Le ministère turc des Affaires étrangères a condamné les violences et a appelé à un transfert du pouvoir à une « direction démocratique ». « Ouvrir le feu sur des manifestants qui affirment leur opinion et leur attachement à la démocratie est une situation que la conscience humaine ne peut accepter », a-t-il ajouté.
Morsi en détention préventive
Ces nouvelles violences interviennent alors que les autorités égyptiennes de transition ont ordonné la mise en détention préventive de Mohamed Morsi, issu des Frères musulmans, renversé le 3 juillet par l’armée. Le président déchu est déjà gardé au secret par l’armée depuis sa chute, pour complicité présumée avec des opérations meurtrières contre les forces de sécurité lors de la révolte contre le président Hosni Moubarak en 2011, imputées au Hamas palestinien.
Alors qu’il était jusqu’à présent retenu sans charges, un tribunal a ordonné sa mise en détention préventive pour 15 jours renouvelables.
Les charges portent en particulier sur une aide que lui aurait apportée le Hamas, branche palestinienne des Frères musulmans, pour s’évader d’une prison où le régime Moubarak l’avait incarcéré, peu avant d’être emporté par une révolte populaire.
L’ONU, les Etats-Unis et l’Union européenne ont appelé à la fin de la détention par l’armée du président déchu et de plusieurs de ses conseillers.

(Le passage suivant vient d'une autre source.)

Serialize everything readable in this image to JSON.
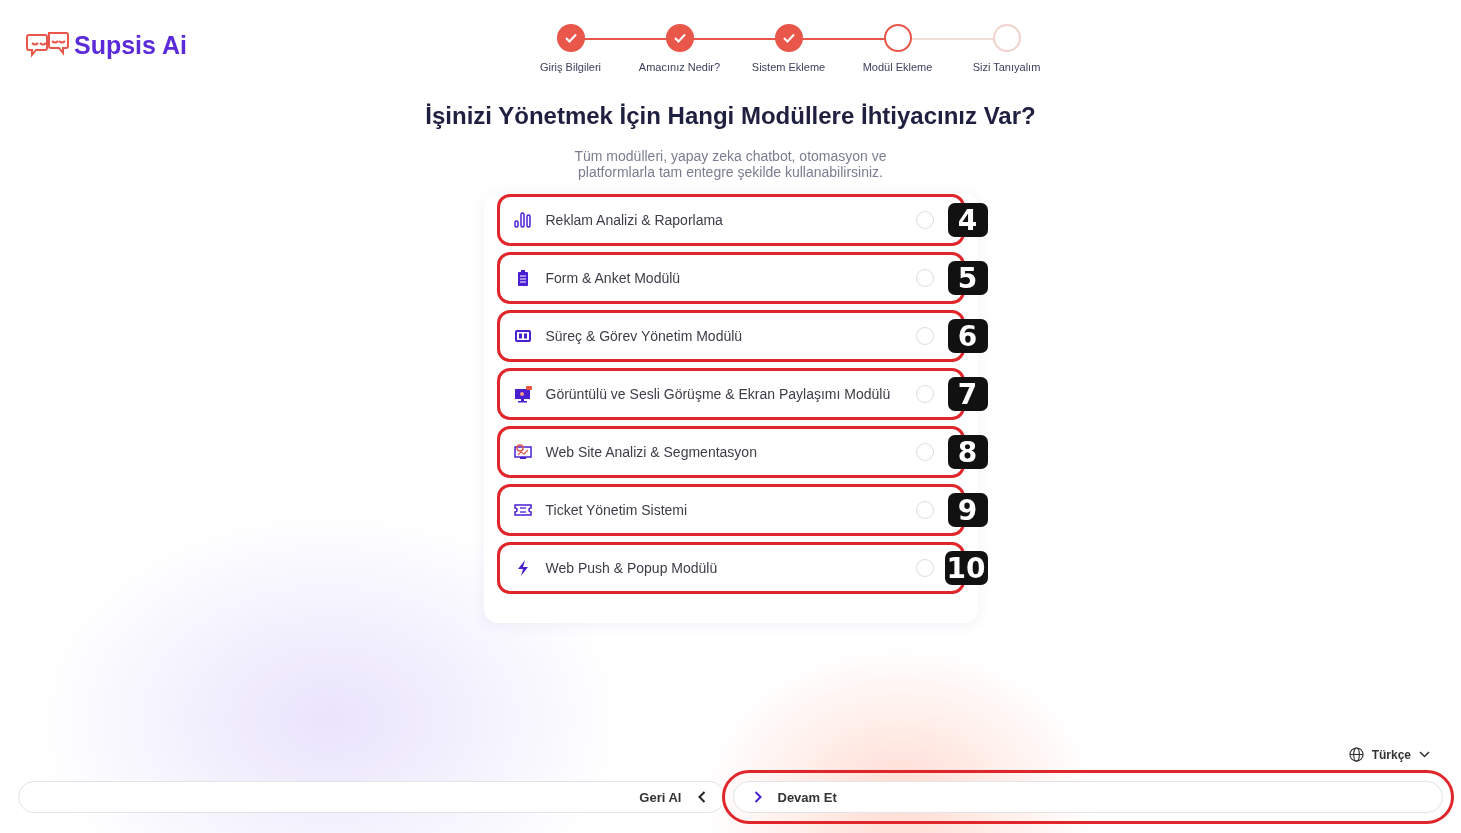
{
  "logo": {
    "text": "Supsis Ai"
  },
  "steps": [
    {
      "label": "Giriş Bilgileri",
      "completed": true,
      "active": false
    },
    {
      "label": "Amacınız Nedir?",
      "completed": true,
      "active": false
    },
    {
      "label": "Sistem Ekleme",
      "completed": true,
      "active": false
    },
    {
      "label": "Modül Ekleme",
      "completed": false,
      "active": true
    },
    {
      "label": "Sizi Tanıyalım",
      "completed": false,
      "active": false
    }
  ],
  "title": "İşinizi Yönetmek İçin Hangi Modüllere İhtiyacınız Var?",
  "subtitle": "Tüm modülleri, yapay zeka chatbot, otomasyon ve platformlarla tam entegre şekilde kullanabilirsiniz.",
  "modules": [
    {
      "kind": "chart",
      "label": "Reklam Analizi & Raporlama",
      "checked": false,
      "highlighted": true,
      "callout": "4"
    },
    {
      "kind": "clipboard",
      "label": "Form & Anket Modülü",
      "checked": false,
      "highlighted": true,
      "callout": "5"
    },
    {
      "kind": "board",
      "label": "Süreç & Görev Yönetim Modülü",
      "checked": false,
      "highlighted": true,
      "callout": "6"
    },
    {
      "kind": "video",
      "label": "Görüntülü ve Sesli Görüşme & Ekran Paylaşımı Modülü",
      "checked": false,
      "highlighted": true,
      "callout": "7"
    },
    {
      "kind": "analytics",
      "label": "Web Site Analizi & Segmentasyon",
      "checked": false,
      "highlighted": true,
      "callout": "8"
    },
    {
      "kind": "ticket",
      "label": "Ticket Yönetim Sistemi",
      "checked": false,
      "highlighted": true,
      "callout": "9"
    },
    {
      "kind": "bolt",
      "label": "Web Push & Popup Modülü",
      "checked": false,
      "highlighted": true,
      "callout": "10"
    }
  ],
  "language": {
    "label": "Türkçe"
  },
  "back_button": {
    "label": "Geri Al",
    "highlighted": false
  },
  "next_button": {
    "label": "Devam Et",
    "highlighted": true
  }
}
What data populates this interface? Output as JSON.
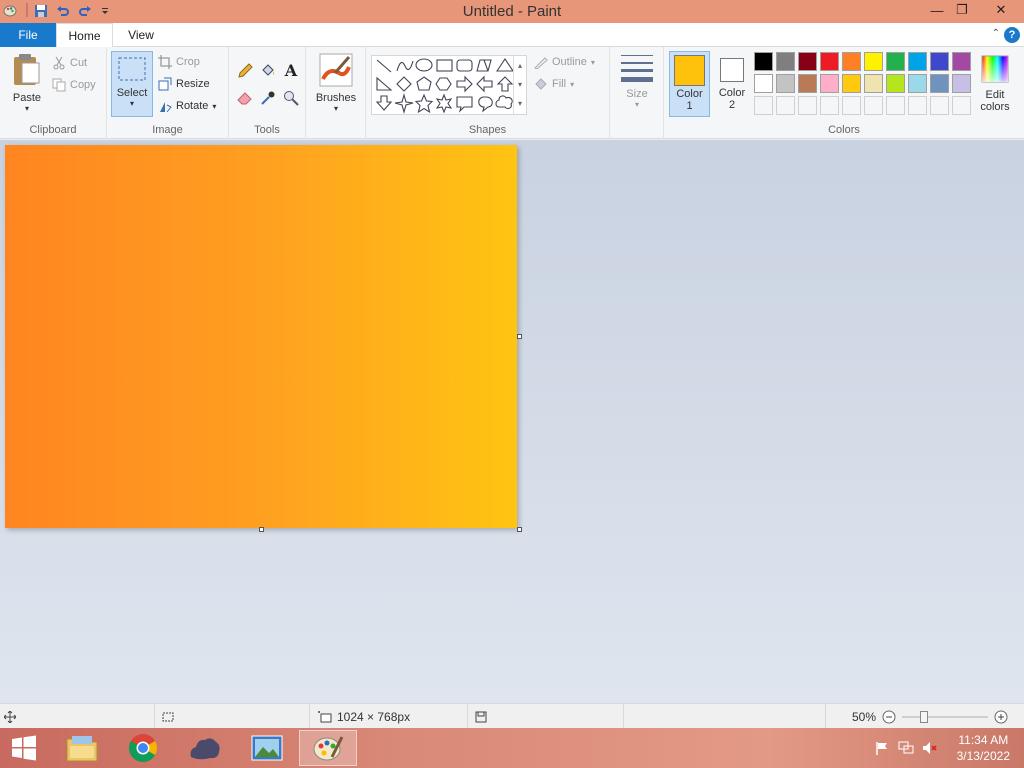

Les adversaires de Morsi justifient sa destitution en l’accusant de n’avoir gouverné qu’au profit des islamistes et d’avoir enfoncé le pays dans la crise économique.
Ses partisans dénoncent inlassablement le « coup d’Etat sanglant » contre le premier président démocratiquement élu d’Egypte, après des manifestations massives fin juin pour réclamer son départ.